Named after the three finger-like lava rocks that extend from the shore towards the deep waters, Three Fingers boasts a plethora of marine life for underwater photographers
Since it’s so close to the shore, it allows shallow dives of between 25 to 75 feet. Don’t be fooled by its beginner-friendliness, though; this site is also great for advanced divers because of the rich marine life it offers. Plus, it has incredible visibility!
Wildlife sightings include dragon morays, conchs, blue-striped grunts, surgeonfish, and lots of sea turtles. And that’s just touching the surface! Three Fingers is believed to host 200+ marine creatures, with some just waiting to be discovered.
Located in Maui, the Carthaginian II shipwreck is one of the most popular and distinguished landmarks in the area. The Carthaginian II was an exact replica of the Carthaginian I, a three-masted schooner that had been built in Denmark in 1921. Located near by is some of the best snorkeling in Maui.

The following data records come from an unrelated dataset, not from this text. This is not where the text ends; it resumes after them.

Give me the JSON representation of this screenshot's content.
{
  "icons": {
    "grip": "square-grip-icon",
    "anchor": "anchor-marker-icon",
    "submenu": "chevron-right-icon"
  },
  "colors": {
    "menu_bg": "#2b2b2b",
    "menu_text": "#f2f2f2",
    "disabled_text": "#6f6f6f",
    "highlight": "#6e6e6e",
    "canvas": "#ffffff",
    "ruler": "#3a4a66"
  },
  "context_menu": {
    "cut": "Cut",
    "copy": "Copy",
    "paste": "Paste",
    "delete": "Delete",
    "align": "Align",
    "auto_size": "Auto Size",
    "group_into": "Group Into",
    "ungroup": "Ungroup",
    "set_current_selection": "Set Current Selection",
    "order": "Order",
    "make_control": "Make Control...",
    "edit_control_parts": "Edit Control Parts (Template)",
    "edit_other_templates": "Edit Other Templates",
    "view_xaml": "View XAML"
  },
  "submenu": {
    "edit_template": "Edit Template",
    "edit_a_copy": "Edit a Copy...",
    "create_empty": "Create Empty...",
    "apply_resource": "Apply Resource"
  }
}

The Carthaginian II was purposely sunk in Lahaina by the American Marine on December 13, 2005, to imitate the original Carthaginian shipwreck. It now sits at a max depth of 97 feet.
Despite the slight current on the site, the Carthaginian II is suitable for scuba divers of beginner and intermediate skill levels.
Frogfish and trumpet fish can be found swimming in and out of the wreck, alongside rainbow cleaner wrasses, orange spine unicornfish, sergeant major, and other colorful tiny creatures.
The Carthaginian II diving site has a maximum diving depth of 97 feet and a visibility of 100+ feet, making it a great spot for tourists to take pictures and expert divers to explore.
There you have it; a comprehensive list of the most popular dive sites in Hawaii!
Most of these sites are beginner-friendly, but some—like the Manta Ray Night Dive and the Pelagic Magic Dive—should only be explored by intermediate or experienced divers!
There are also some products that might help your dive go a bit more smoothly like a dive watch, dive compass, dive computer, or diving knife.
With so much to explore in Hawaii, the diving list above is only touching the surface. So if you’re planning to go diving in the near future, make sure to book in advance as these diving spots are almost always fully booked.